Ransomware targets smartphones, Macs and Linux
In 2014 and 2015, as smartphone penetration rose above 50%, ransomware gangs saw even more opportunities. The Android market had four major players at that time: Svpeng (the first to emerge), Pletor, Small and Fusob, which had some thief-ethics built into it. Whenever Fusob infected a phone, the first thing it did was to check the language of the device. If it was Russian or some other Eastern European language, the malware did nothing--suggesting that its authors were based in the region and they didn’t want to steal money from their people. If there was a different language, Fusob displayed a fake screen that accused the user of wrongdoing. It claimed that a criminal case could be opened if they don’t pay a fine ranging between $100 and $200. Most of the victims were from Germany, the UK and the US.
By 2016, attackers were targeting even more platforms. The KeRanger ransomware was the first ransomware to infect Macs, while Linux.Encoder went after computers running Linux. Ransom32 was the first one written in JavaScript with the purpose of infecting machines running on multiple platforms.
Dozens of new ransomware families were appearing, targeting individual users as well as companies. A Kaspersky report published that year claimed that a business was hit every 40 seconds, and an individual every 10 seconds. Virulent strains such as Chimera, Cerber, Locky, CryptXXX, CTB-Locker, and TeslaCrypt (which ended up having a market share of almost 50%) appeared, and the ransomware-as-a-service model started to become popular.

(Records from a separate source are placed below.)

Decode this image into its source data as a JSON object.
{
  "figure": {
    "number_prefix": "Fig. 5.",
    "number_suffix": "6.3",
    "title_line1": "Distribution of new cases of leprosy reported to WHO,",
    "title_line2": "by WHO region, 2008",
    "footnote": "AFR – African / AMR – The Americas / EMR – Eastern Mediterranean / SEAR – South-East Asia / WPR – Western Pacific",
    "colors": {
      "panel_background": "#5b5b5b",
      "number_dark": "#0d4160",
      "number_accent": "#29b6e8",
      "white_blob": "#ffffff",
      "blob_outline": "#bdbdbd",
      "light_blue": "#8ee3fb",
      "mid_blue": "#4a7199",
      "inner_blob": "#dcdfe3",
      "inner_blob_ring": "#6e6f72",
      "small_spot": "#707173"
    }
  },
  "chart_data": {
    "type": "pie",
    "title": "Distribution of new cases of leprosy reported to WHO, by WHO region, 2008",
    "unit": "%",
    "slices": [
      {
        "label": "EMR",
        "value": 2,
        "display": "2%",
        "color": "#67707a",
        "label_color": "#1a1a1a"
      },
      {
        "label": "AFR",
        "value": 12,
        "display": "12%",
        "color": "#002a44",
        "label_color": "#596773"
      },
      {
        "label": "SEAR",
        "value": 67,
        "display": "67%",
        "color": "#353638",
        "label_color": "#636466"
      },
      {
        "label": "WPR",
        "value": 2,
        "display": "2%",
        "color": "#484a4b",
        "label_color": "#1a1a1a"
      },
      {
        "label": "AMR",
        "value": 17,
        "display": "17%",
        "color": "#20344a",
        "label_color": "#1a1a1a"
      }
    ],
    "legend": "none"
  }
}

It looked like the bad guys were thriving, while users and companies were paying piles of money. Some of the cybercriminal gangs were indeed taken down during cross-border operations, but it still appeared that they had an edge in the race. Something needed to be done to help companies and users avoid paying the ransom. All it took was a short meeting in The Hague.
The good guys unite
Security researchers felt they were playing a hopeless game of whack-a-mole against ransomware gangs. The more cases they closed, the more that appeared. Solving one incident at a time was clearly not enough to discourage cybercriminals. “Everyone thought we should do something bigger,” says Raj Samani, chief scientist at McAfee.